Example of use: "Reactive homeostasis is an immediate response to a homeostatic challenge such as predation."

However, any homeostasis is impossible without reaction - because homeostasis is and must be a "feedback" phenomenon.

The phrase "reactive homeostasis" is simply short for: "reactive compensation reestablishing homeostasis", that is to say, "reestablishing a point of homeostasis." - it should not be confused with a separate kind of homeostasis or a distinct phenomenon from homeostasis; it is simply the compensation (or compensatory) phase of homeostasis.


Other fields

The term has come to be used in other fields, as well.

Risk

An actuary may refer to risk homeostasis, where (for example) people that have anti-lock brakes have no better safety record than those without anti-lock brakes, because the former unconsciously compensate for the safer vehicle via less-safe driving habits. Previous to the innovation of anti-lock brakes, certain maneuvers involved minor skids, evoking fear and avoidance: now the anti-lock system moves the boundary for such feedback, and behavior patterns expand into the no-longer punitive area. It has also been suggested that ecological crises are an instance of risk homeostasis in which behavior known to be dangerous continues until dramatic consequences actually occur.

Stress

Sociologists and psychologists may refer to stress homeostasis, the tendency of a population or an individual to stay at a certain level of stress, often generating artificial stresses if the "natural" level of stress is not enough.

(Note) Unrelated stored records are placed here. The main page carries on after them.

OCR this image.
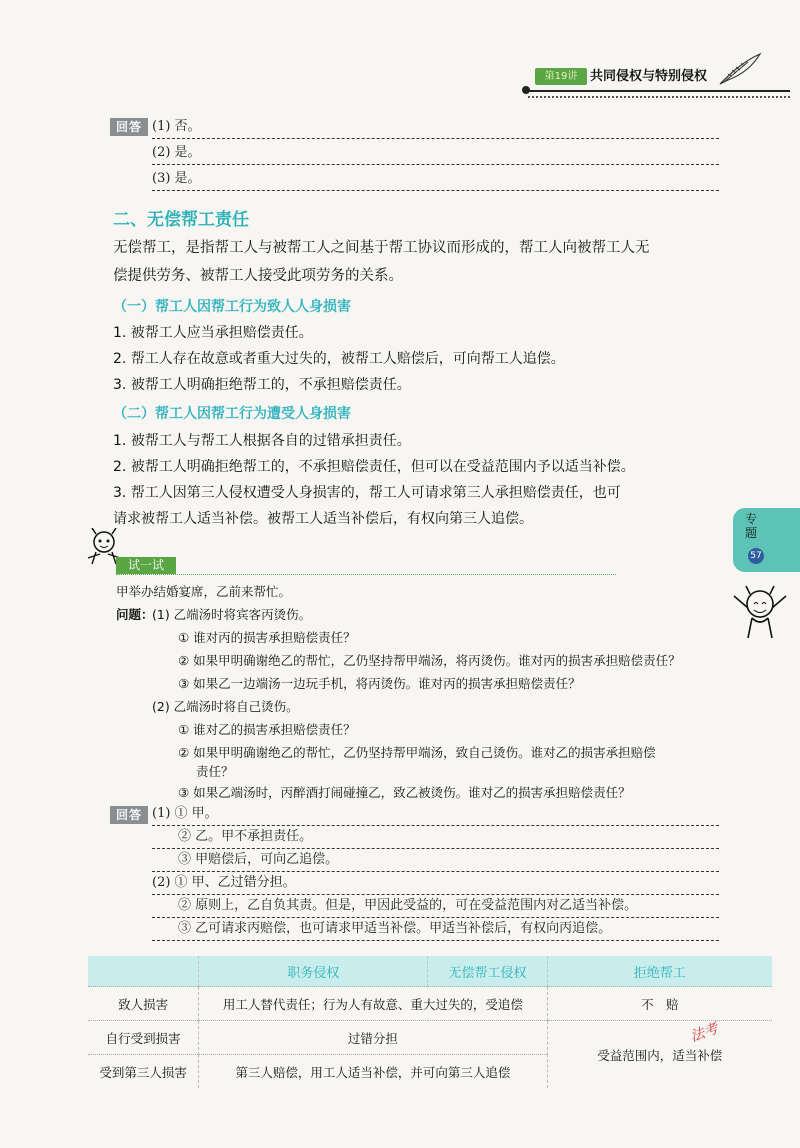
第19讲 共同侵权与特别侵权
回答 (1) 否。
(2) 是。
(3) 是。
二、无偿帮工责任
无偿帮工，是指帮工人与被帮工人之间基于帮工协议而形成的，帮工人向被帮工人无
偿提供劳务、被帮工人接受此项劳务的关系。
（一）帮工人因帮工行为致人人身损害
1. 被帮工人应当承担赔偿责任。
2. 帮工人存在故意或者重大过失的，被帮工人赔偿后，可向帮工人追偿。
3. 被帮工人明确拒绝帮工的，不承担赔偿责任。
（二）帮工人因帮工行为遭受人身损害
1. 被帮工人与帮工人根据各自的过错承担责任。
2. 被帮工人明确拒绝帮工的，不承担赔偿责任，但可以在受益范围内予以适当补偿。
3. 帮工人因第三人侵权遭受人身损害的，帮工人可请求第三人承担赔偿责任，也可
请求被帮工人适当补偿。被帮工人适当补偿后，有权向第三人追偿。	专题
57
试一试
甲举办结婚宴席，乙前来帮忙。
问题：
(1) 乙端汤时将宾客丙烫伤。
① 谁对丙的损害承担赔偿责任？
② 如果甲明确谢绝乙的帮忙，乙仍坚持帮甲端汤，将丙烫伤。谁对丙的损害承担赔偿责任？
③ 如果乙一边端汤一边玩手机，将丙烫伤。谁对丙的损害承担赔偿责任？
(2) 乙端汤时将自己烫伤。
① 谁对乙的损害承担赔偿责任？
② 如果甲明确谢绝乙的帮忙，乙仍坚持帮甲端汤，致自己烫伤。谁对乙的损害承担赔偿
责任？
③ 如果乙端汤时，丙醉酒打闹碰撞乙，致乙被烫伤。谁对乙的损害承担赔偿责任？
回答 (1) ① 甲。
② 乙。甲不承担责任。
③ 甲赔偿后，可向乙追偿。
(2) ① 甲、乙过错分担。
② 原则上，乙自负其责。但是，甲因此受益的，可在受益范围内对乙适当补偿。
③ 乙可请求丙赔偿，也可请求甲适当补偿。甲适当补偿后，有权向丙追偿。
	职务侵权	无偿帮工侵权	拒绝帮工
致人损害	用工人替代责任；行为人有故意、重大过失的，受追偿		不　赔
自行受到损害	过错分担		受益范围内，适当补偿
受到第三人损害	第三人赔偿，用工人适当补偿，并可向第三人追偿		
法考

Jean Francois Lyotard, a postmodern theorist, has applied this term to societal 'power centers' that he describes as being 'governed by a principle of homeostasis,' for example, the scientific hierarchy, which will sometimes ignore a radical new discovery for years because it destabilizes previously-accepted norms.

Waste

Andrew Potter has used the term waste homeostasis in reference to the lack of net gain from energy-saving technologies.

Conversational

A 2007 study purported to find (and show clinically) conversational homeostasis in which overly-familiar people (such as spouses) condense their speech so much that they are actually worse at communicating novel information than strangers are, while not being conscious of this problem.

Metabolic

Some herbal medicines, known as adaptogens, have been defined to function as non-toxic metabolic regulators that can enhance metabolic homeostasis during stress.